Native but originally extinct
Southern Balkans
On mainland Greece and some Greek islands, such as Corfu, Kythira, and Thasos, that were connected to mainland due to lower sea level or proximity to land, fallow deer were present during the last ice age. A belief arose that the species was almost extinct in Greece, returning during the Neolithic. Contrary to that, remains indicate that reduced numbers survived in several parts of the country like in Thessaly, Peloponnese and Central Greece, increasing and becoming common during mid Neolithic, but mostly east of Pindus mountain range and especially in Macedonia and Thrace. During the Neolithic period and the Bronze Age, the species survived on the islands of Corfu and Thasos, appeared on Euboea, and began to be introduced by man to other islands, including Crete, some of the Cyclades, Rhodes, Chios, Lesbos, Samos and Sporades.Early-historic-period remains have been found in eastern Greece and on the islands of Thasos, Chios, Rhodes and Crete. A few surviving individuals were observed on Samos in 1700, while the species became extinct on Lesbos late in the Ottoman period. On the Greek mainland, wild fallow deer survived until the 16th century in northeastern Chalkidiki, until the 19th century in the forests of Mount Olympus, Vermio Mountains, Arakynthos, Evrytania and Boeotia and until the 1910s in Thesprotia. The last individuals were hunted in Acarnania during the 1930s.

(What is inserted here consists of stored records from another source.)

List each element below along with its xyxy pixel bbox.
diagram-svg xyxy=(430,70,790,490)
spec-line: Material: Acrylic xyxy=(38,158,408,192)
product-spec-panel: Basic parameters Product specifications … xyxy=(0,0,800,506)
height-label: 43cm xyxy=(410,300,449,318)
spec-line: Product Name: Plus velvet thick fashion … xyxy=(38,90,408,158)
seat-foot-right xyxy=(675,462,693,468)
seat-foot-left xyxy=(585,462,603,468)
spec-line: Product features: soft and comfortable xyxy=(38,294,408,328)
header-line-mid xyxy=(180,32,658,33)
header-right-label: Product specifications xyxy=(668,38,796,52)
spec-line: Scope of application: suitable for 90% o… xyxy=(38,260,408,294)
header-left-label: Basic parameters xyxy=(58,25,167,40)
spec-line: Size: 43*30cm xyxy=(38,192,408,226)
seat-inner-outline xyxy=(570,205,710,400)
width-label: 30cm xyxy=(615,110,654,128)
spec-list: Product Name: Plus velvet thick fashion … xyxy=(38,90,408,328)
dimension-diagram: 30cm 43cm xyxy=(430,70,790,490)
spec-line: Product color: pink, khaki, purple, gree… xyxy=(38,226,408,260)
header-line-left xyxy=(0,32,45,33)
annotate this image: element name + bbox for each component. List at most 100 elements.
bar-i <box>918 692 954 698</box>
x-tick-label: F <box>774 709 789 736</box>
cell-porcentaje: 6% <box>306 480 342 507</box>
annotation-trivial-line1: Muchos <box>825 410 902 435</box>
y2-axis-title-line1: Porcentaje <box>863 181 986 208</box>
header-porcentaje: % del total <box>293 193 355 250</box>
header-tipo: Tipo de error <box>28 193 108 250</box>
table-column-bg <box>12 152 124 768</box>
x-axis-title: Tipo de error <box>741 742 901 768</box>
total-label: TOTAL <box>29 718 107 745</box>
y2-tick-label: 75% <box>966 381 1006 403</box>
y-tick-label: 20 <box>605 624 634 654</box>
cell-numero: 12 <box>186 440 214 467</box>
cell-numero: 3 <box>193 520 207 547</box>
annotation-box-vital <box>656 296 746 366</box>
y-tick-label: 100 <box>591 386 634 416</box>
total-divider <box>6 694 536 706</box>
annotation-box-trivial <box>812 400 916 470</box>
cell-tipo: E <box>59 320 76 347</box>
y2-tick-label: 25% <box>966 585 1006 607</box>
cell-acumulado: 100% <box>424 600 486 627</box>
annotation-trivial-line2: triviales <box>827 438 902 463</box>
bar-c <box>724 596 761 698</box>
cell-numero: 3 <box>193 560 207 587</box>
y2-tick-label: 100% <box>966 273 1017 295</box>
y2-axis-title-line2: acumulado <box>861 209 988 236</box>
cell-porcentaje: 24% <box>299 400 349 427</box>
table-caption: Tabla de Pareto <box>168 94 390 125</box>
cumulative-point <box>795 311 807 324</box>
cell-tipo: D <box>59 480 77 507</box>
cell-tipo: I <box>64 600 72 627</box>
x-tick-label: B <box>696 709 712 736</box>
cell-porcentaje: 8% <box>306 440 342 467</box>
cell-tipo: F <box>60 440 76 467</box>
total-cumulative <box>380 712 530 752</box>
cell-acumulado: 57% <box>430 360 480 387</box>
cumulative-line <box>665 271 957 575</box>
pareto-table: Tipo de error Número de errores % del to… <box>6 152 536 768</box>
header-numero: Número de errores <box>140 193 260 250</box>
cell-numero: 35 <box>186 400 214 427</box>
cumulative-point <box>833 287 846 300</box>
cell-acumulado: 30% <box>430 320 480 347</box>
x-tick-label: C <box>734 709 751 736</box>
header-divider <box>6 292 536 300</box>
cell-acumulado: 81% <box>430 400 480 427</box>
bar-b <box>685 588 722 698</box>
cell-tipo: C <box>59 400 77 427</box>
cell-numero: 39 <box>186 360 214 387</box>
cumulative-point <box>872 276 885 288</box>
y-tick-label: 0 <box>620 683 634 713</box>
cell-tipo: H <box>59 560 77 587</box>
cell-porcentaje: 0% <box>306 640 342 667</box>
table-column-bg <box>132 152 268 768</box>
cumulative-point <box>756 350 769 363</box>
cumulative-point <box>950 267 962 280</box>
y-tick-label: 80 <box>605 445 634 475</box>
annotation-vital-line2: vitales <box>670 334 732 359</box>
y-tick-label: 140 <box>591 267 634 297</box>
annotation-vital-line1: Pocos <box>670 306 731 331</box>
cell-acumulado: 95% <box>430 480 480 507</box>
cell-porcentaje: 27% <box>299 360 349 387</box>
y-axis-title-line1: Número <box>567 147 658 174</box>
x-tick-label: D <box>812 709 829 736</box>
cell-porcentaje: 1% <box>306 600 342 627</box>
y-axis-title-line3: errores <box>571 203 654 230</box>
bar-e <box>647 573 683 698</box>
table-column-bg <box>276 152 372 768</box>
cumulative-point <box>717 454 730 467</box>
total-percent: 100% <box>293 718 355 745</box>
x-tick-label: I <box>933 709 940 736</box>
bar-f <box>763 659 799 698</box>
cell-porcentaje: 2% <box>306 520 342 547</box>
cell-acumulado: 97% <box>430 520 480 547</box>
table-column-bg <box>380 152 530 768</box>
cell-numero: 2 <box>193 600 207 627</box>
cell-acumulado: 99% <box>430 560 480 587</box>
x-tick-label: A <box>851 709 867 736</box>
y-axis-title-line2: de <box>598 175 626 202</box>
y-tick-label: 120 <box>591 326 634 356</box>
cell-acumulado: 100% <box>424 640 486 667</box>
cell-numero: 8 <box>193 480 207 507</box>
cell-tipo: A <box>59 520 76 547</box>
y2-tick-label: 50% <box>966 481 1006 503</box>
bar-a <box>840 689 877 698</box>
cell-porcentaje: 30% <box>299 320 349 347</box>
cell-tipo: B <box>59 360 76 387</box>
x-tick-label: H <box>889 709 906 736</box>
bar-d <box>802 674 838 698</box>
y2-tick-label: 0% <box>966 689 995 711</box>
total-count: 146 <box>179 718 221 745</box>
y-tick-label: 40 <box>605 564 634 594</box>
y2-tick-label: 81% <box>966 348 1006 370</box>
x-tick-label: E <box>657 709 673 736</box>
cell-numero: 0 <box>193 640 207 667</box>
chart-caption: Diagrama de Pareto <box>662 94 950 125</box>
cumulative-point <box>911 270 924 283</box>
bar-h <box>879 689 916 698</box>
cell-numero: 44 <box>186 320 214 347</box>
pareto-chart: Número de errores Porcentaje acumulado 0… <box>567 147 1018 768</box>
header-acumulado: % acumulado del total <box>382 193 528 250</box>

In Bulgaria, the autochthonous population of fallow deer is believed to have declined and disappeared after the 9th or 10th centuries, and the species was reintroduced there much more recently. The species remained in European Turkey into the 19th century. A male fallow deer was captured in Thrace in 1977 and translocated to Düzlerçamı, suggesting that a small population existed there at that time. In Albania, the fallow deer seemed to be plentiful during the first half of the 19th century.
A 2024 genetic study suggests that the Balkans served as one of two refugia for fallow deer during the glacial periods, alongside Anatolia. Members of this population were also translocated around Europe during the Iron Age and Roman Empire, but have largely been replaced by Turkish-origin fallow deer aside from parts of southern Europe. The Balkan fallow deer are thought to represent the ancestors of modern Iberian, Italian, and Rhodes fallow deer, with the Rhodes population dating back to Neolithic translocations.